Paradies für Naturverliebte –
Mobil arbeiten auf Mauritius
Präsentiert sich der Spätherbst in Deutschland grau in grau, zeigt sich auf der Südhalbkugel der Frühling in ganzer Pracht. Paradiesisch kommt der Inselstaat Mauritius daher: Das Eiland reiht sich ein in die Inselkette der Maskarenen, rund 800 Kilometer östlich vor Madagaskar – und ist ein Sehnsuchtsziel schlechthin.

Weitläufige Sandstrände rahmen das Inselreich, das mit üppiger Vegetation, Gebirgsketten und lebendigen Städten gesegnet ist. Ob schnorchelnd die Unterwasserwelt erkunden oder zu rauschenden Wasserfällen wandern: Es ist ein Fest für Naturverliebte.

Ortsunabhängig arbeitende Langzeitgäste können online das "Premium Visum" beantragen. Es ist kostenlos, bis zu einem Jahr gültig und nur an wenige Bedingungen geknüpft.
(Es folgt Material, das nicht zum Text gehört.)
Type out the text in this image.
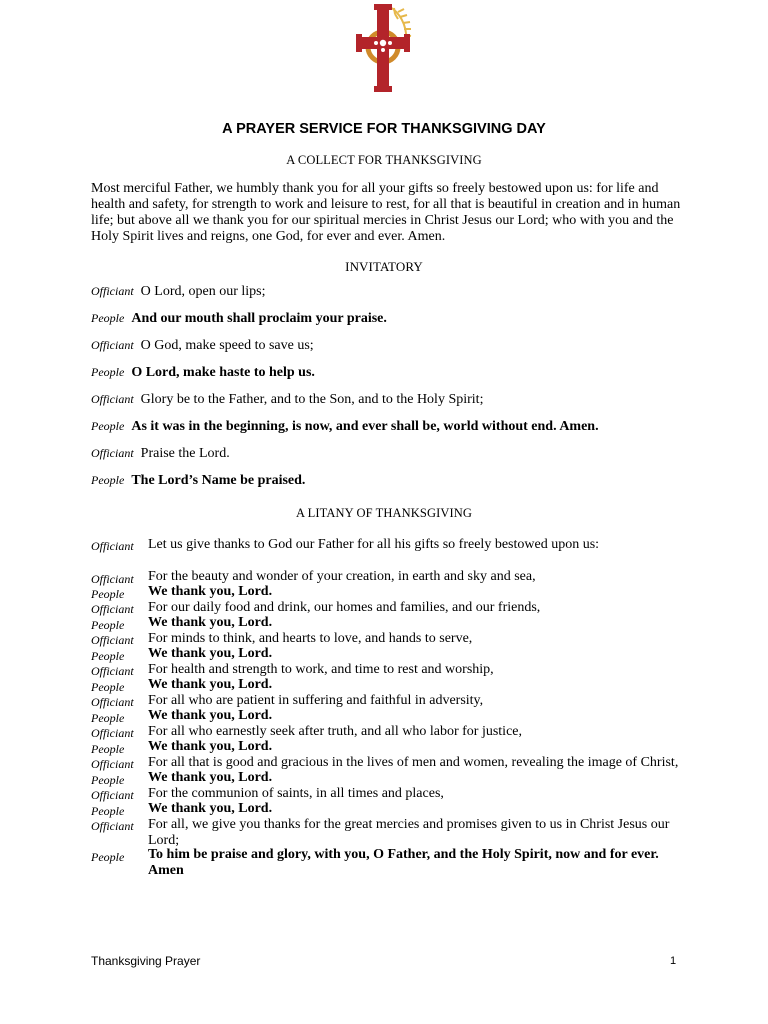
A PRAYER SERVICE FOR THANKSGIVING DAY
A COLLECT FOR THANKSGIVING
Most merciful Father, we humbly thank you for all your gifts so freely bestowed upon us: for life and health and safety, for strength to work and leisure to rest, for all that is beautiful in creation and in human life; but above all we thank you for our spiritual mercies in Christ Jesus our Lord; who with you and the Holy Spirit lives and reigns, one God, for ever and ever. Amen.
INVITATORY
Officiant O Lord, open our lips;
People And our mouth shall proclaim your praise.
Officiant O God, make speed to save us;
People O Lord, make haste to help us.
Officiant Glory be to the Father, and to the Son, and to the Holy Spirit;
People As it was in the beginning, is now, and ever shall be, world without end. Amen.
Officiant Praise the Lord.
People The Lord’s Name be praised.
A LITANY OF THANKSGIVING
Officiant Let us give thanks to God our Father for all his gifts so freely bestowed upon us:
Officiant For the beauty and wonder of your creation, in earth and sky and sea,
People We thank you, Lord.
Officiant For our daily food and drink, our homes and families, and our friends,
People We thank you, Lord.
Officiant For minds to think, and hearts to love, and hands to serve,
People We thank you, Lord.
Officiant For health and strength to work, and time to rest and worship,
People We thank you, Lord.
Officiant For all who are patient in suffering and faithful in adversity,
People We thank you, Lord.
Officiant For all who earnestly seek after truth, and all who labor for justice,
People We thank you, Lord.
Officiant For all that is good and gracious in the lives of men and women, revealing the image of Christ,
People We thank you, Lord.
Officiant For the communion of saints, in all times and places,
People We thank you, Lord.
Officiant For all, we give you thanks for the great mercies and promises given to us in Christ Jesus our Lord;
People To him be praise and glory, with you, O Father, and the Holy Spirit, now and for ever. Amen
Thanksgiving Prayer	1
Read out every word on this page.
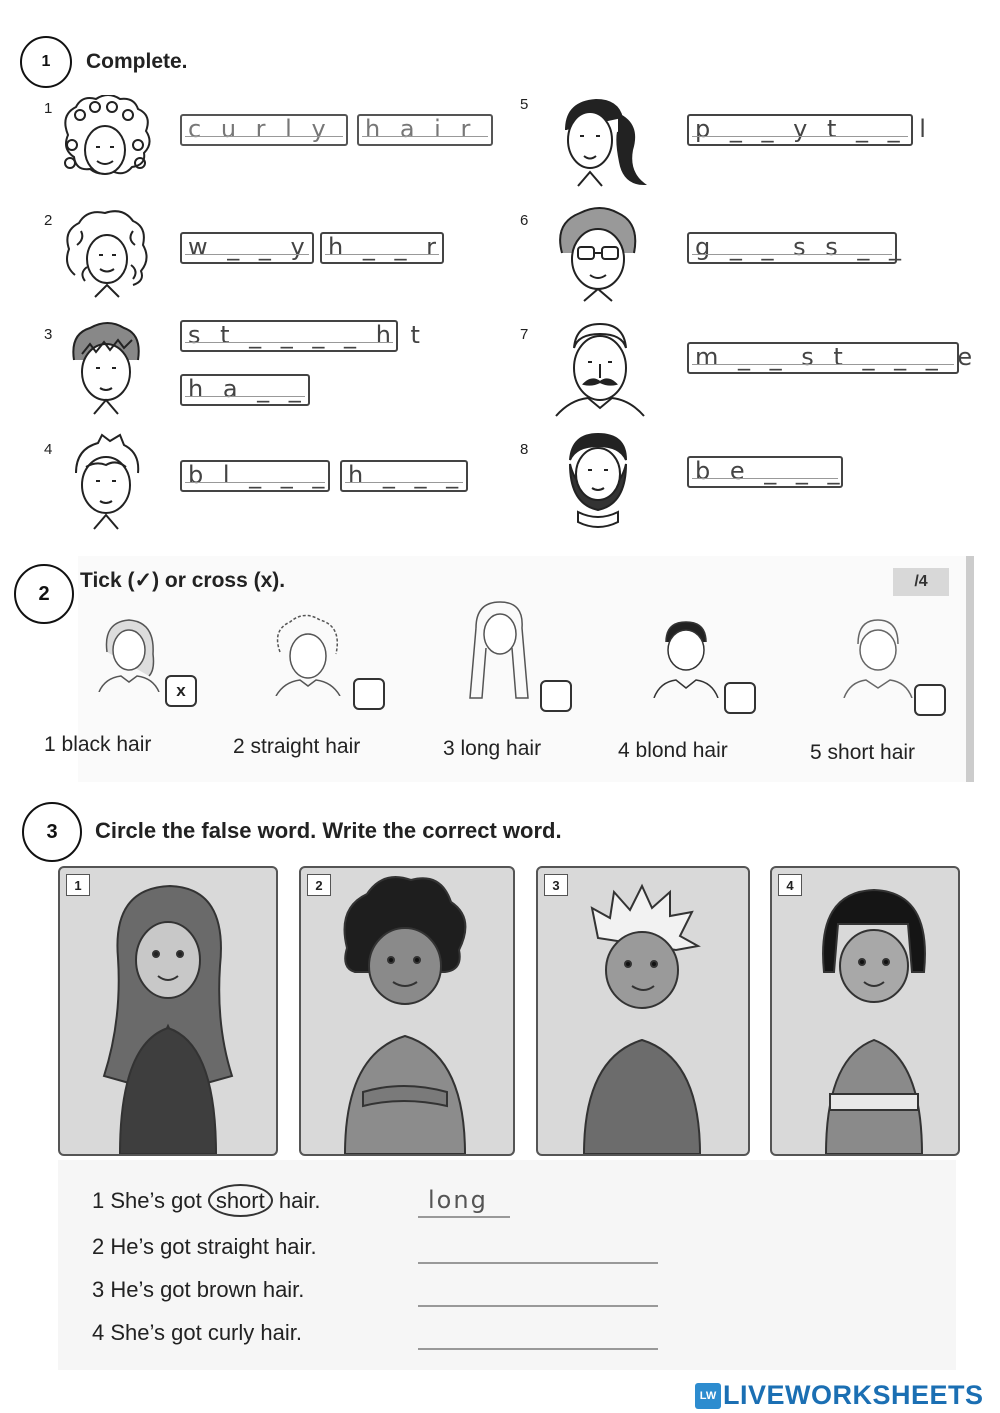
1	Complete.
1
2
3
4
5
6
7
8
c u r l y	h a i r
w _ _ y h _ _ r
s t _ _ _ _ h t
h a _ _
b l _ _ _ h _ _ _
p _ _ y t _ _ l
g _ _ s s _ _
m _ _ s t _ _ _ e
b e _ _ _
2
Tick (✓) or cross (x).	/4
x
1 black hair	2 straight hair	3 long hair	4 blond hair	5 short hair
3	Circle the false word. Write the correct word.
1	2	3	4
1 She’s got short hair.	long
2 He’s got straight hair.
3 He’s got brown hair.
4 She’s got curly hair.
LW LIVEWORKSHEETS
So bleibt genug Zeit, einige Brocken der kreolischen Sprache zu lernen und in die mauritische Kultur einzutauchen. Weiterer Vorteil: Die Zeitverschiebung beträgt lediglich drei Stunden und ist so mit den heimischem Arbeitszeiten kompatibel. Noch geringer fällt die Differenz bei Zielen auf dem afrikanischen Kontinent aus (http://mehr.bz/mau

Wo Nordlichter tanzen –
Wintervergnügen in Lappland
Stille Winterweiten unter tanzenden Nordlichtern und damit vielfältige Freizeitsportmöglichkeiten gibt’s im hohen Norden Finnlands vor oder nach getaner Arbeit. "Wir sehen zunehmend mehr Besucher, die von hier aus remote arbeiten, übrigens auch im Sommer", sagt Heidi Kristiina Siira. Gemeinsam mit zwei Kolleginnen hat sie vor zwei Jahren das Coworking-Office Kohta in Äkäslompolo, nordwestlich von Rovaniemi, gegründet. Es liegt im beliebten Skigebiet Ylläs (http://www.kohtacoworking.com

"Unsere Gäste mieten sich bei uns einen Schreibtisch und wohnen dann in gemütlichen Blockhütten, Hostels oder Hotels", erklärt Siira und nennt das populärste Utensil für den Winter: die Stirnlampe. Auf dem gleichnamigen See Äkäslompolo vor der Haustür gibt’s dann statt Kanus schneeglitzernde Loipen, die sich auf 330 Kilometer durch das gesamte Skigebiet ziehen.

Wer immer noch Wünsche offen hat, kann diese – gut 170 Kilometer südlich – beim Weihnachtsmann persönlich einreichen und eine Workation in Rovaniemi einplanen (mehr.bz/ynorth

Infos: Einen Überblick über Coworking-Spaces in Deutschland bietet Coworkingmap.de, international sind etwa die Plattformen Nomadstays.co und Workation.com.